UU Indonesia Nyatakan Pemasungan Dilarang
Meskipun keluarga terpaksa memasung karena keterbatasan, perlu diketahui bahwa pemasungan ODGJ secara hukum dilarang di Indonesia.
Beberapa regulasi yang mengatur hal ini antara lain:
- UU Nomor 18 Tahun 2014 tentang Kesehatan Jiwa
- Pasal 90 ayat (1): Pemasungan dalam bentuk apa pun dilarang.
- Pemerintah daerah berkewajiban menyediakan pelayanan kesehatan jiwa, obat rutin, kunjungan rumah, dan fasilitas rehabilitasi.
- UU Nomor 36 Tahun 2009 tentang Kesehatan
- Menjamin setiap warga negara, termasuk ODGJ, berhak mendapatkan perawatan kesehatan tanpa diskriminasi.
- Program Nasional “Indonesia Bebas Pasung”
Diluncurkan Kemenkes sejak 2017 yang mewajibkan pemda memiliki data ODGJ berat dan memastikan mereka tidak lagi ditempatkan dalam pemasungan.
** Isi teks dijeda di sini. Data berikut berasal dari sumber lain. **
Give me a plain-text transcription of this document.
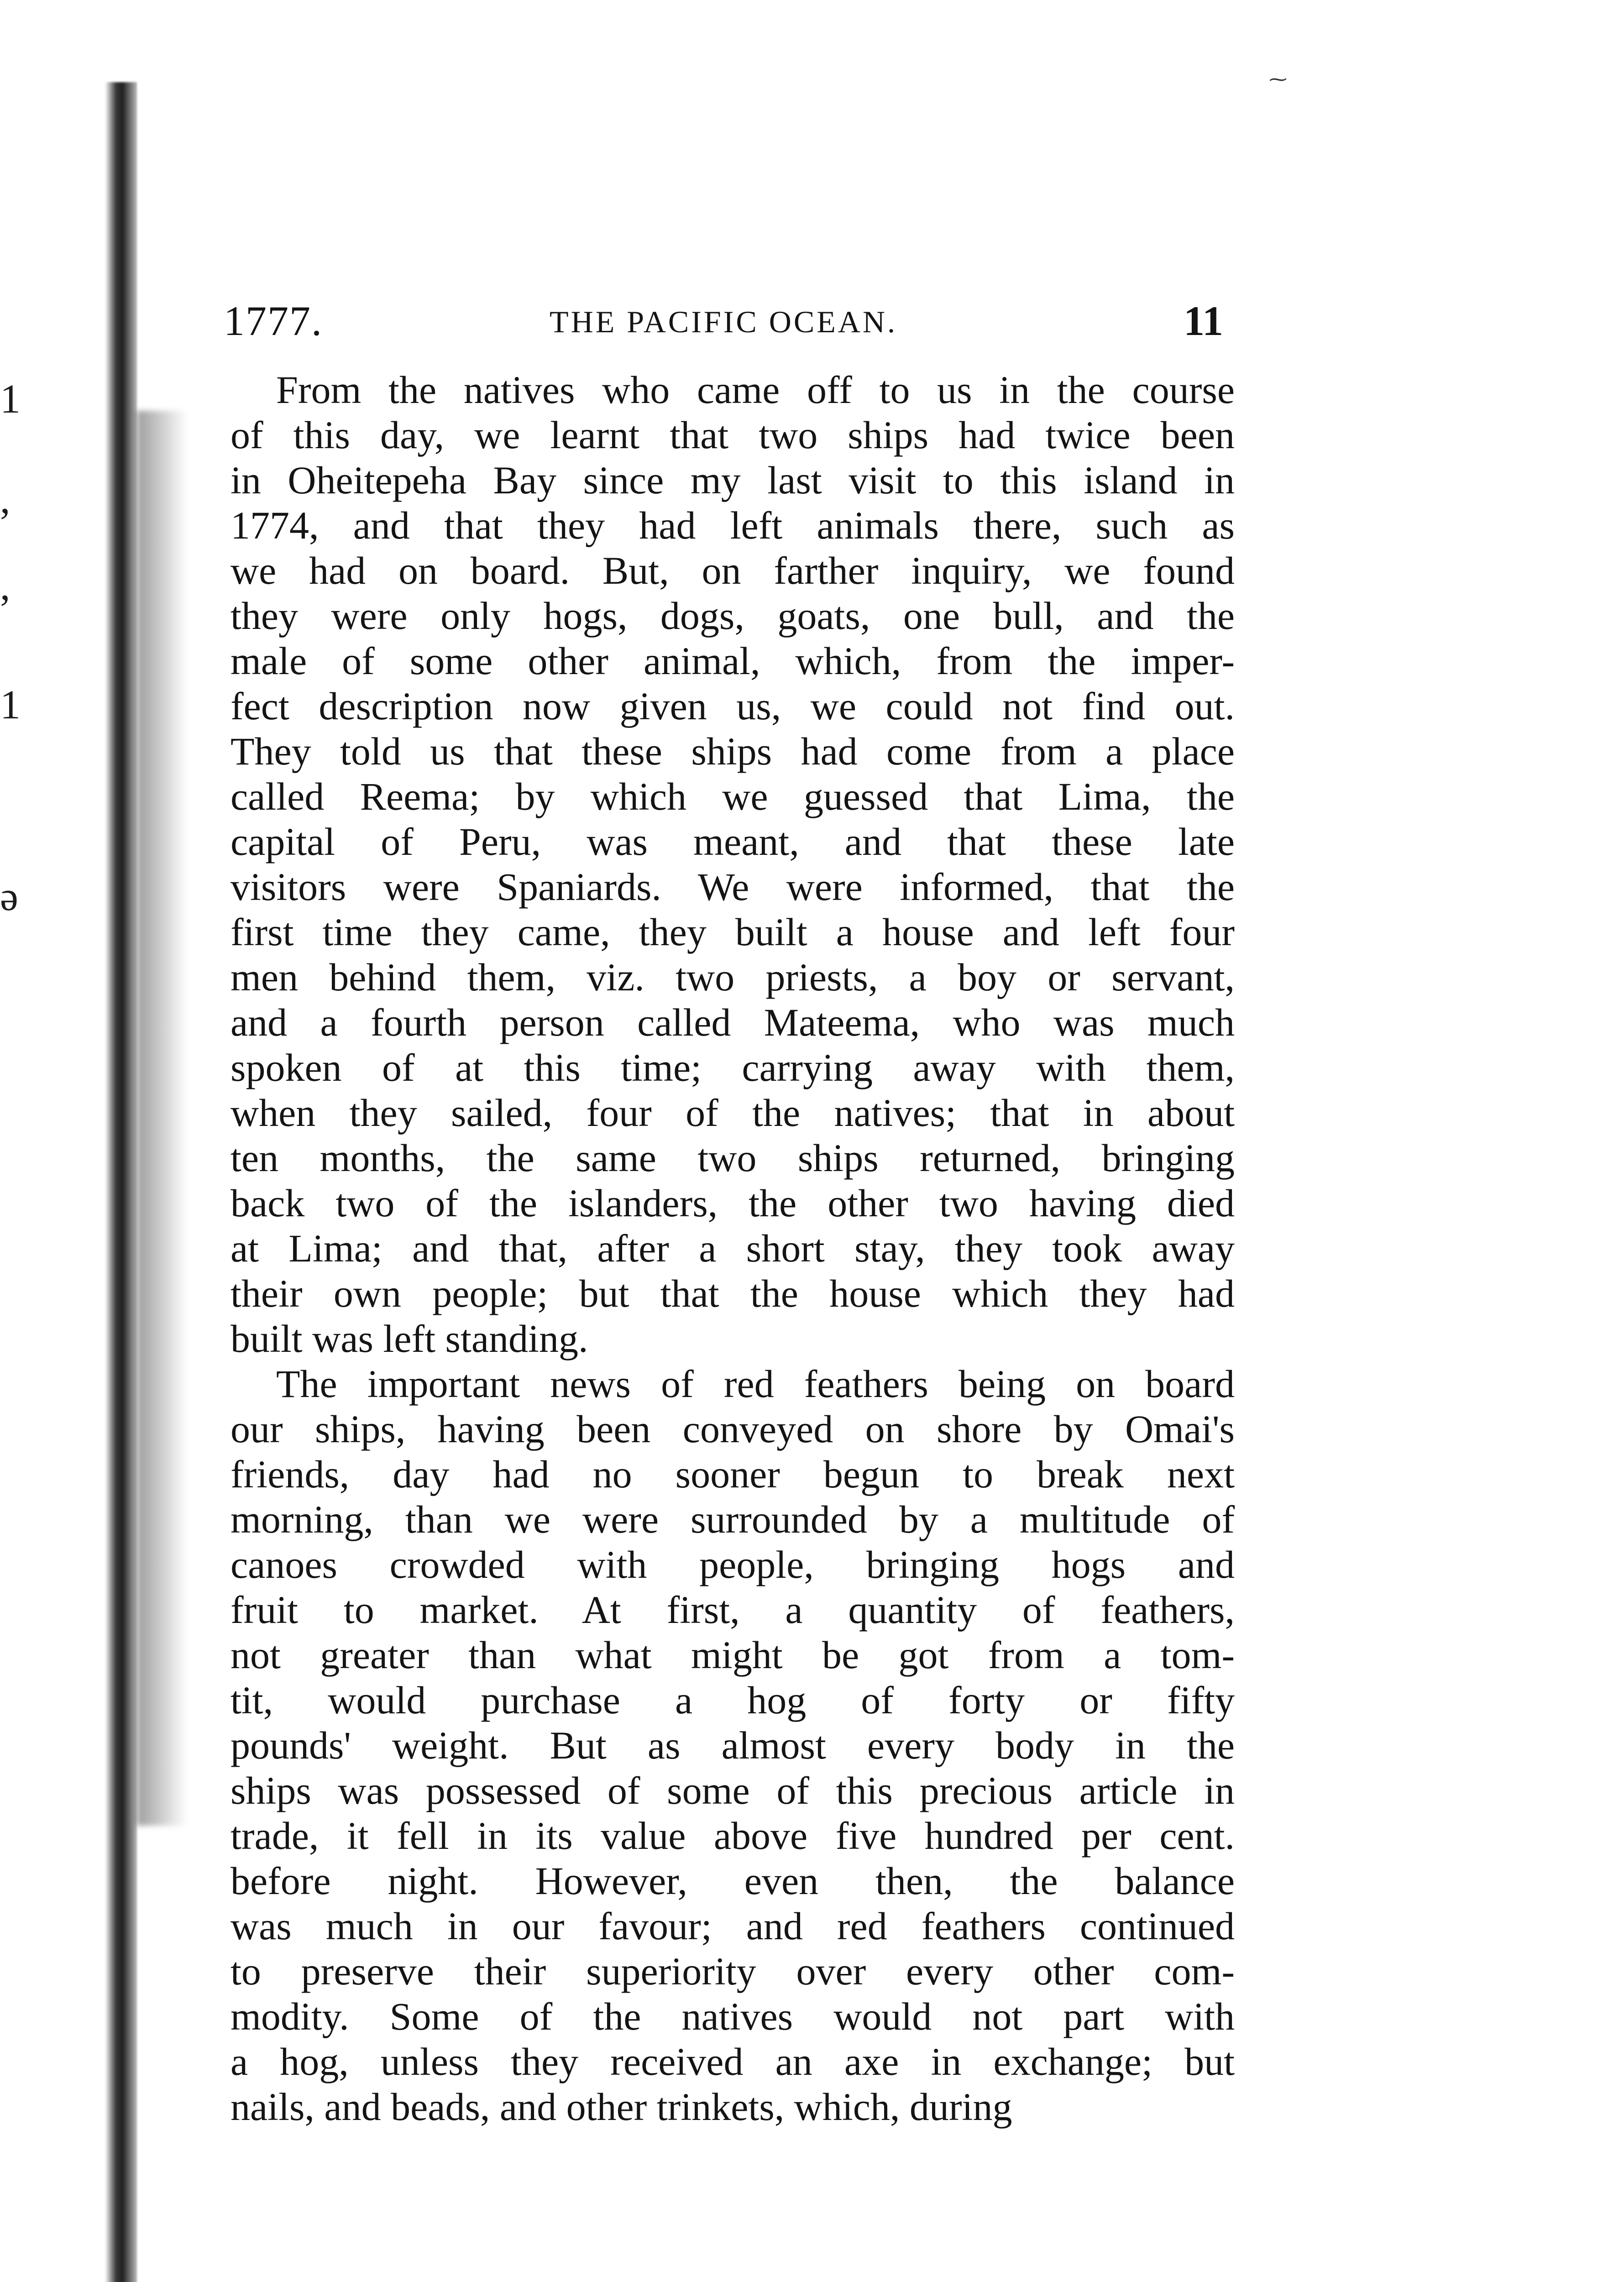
1
,
,
1
ə
⁓
1777.	THE PACIFIC OCEAN.	11
From the natives who came off to us in the course
of this day, we learnt that two ships had twice been
in Oheitepeha Bay since my last visit to this island in
1774, and that they had left animals there, such as
we had on board. But, on farther inquiry, we found
they were only hogs, dogs, goats, one bull, and the
male of some other animal, which, from the imper-
fect description now given us, we could not find out.
They told us that these ships had come from a place
called Reema; by which we guessed that Lima, the
capital of Peru, was meant, and that these late
visitors were Spaniards. We were informed, that the
first time they came, they built a house and left four
men behind them, viz. two priests, a boy or servant,
and a fourth person called Mateema, who was much
spoken of at this time; carrying away with them,
when they sailed, four of the natives; that in about
ten months, the same two ships returned, bringing
back two of the islanders, the other two having died
at Lima; and that, after a short stay, they took away
their own people; but that the house which they had
built was left standing.
The important news of red feathers being on board
our ships, having been conveyed on shore by Omai's
friends, day had no sooner begun to break next
morning, than we were surrounded by a multitude of
canoes crowded with people, bringing hogs and
fruit to market. At first, a quantity of feathers,
not greater than what might be got from a tom-
tit, would purchase a hog of forty or fifty
pounds' weight. But as almost every body in the
ships was possessed of some of this precious article in
trade, it fell in its value above five hundred per cent.
before night. However, even then, the balance
was much in our favour; and red feathers continued
to preserve their superiority over every other com-
modity. Some of the natives would not part with
a hog, unless they received an axe in exchange; but
nails, and beads, and other trinkets, which, during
ASPILA menegaskan bahwa pemerintah memiliki peran besar dalam memastikan setiap ODGJ mendapat perawatan medis.
“Tidak boleh lagi ada keluarga yang dibiarkan menghadapi situasi seperti ini seorang diri,” kata Anas.
Masyarakat berharap perhatian ASPILA dapat mendorong respons cepat dari Pemkab Padang Pariaman dan Pemprov Sumbar, sehingga tidak ada lagi warga yang hidup dalam rantai akibat ketidakmampuan dan kurangnya dukungan negara.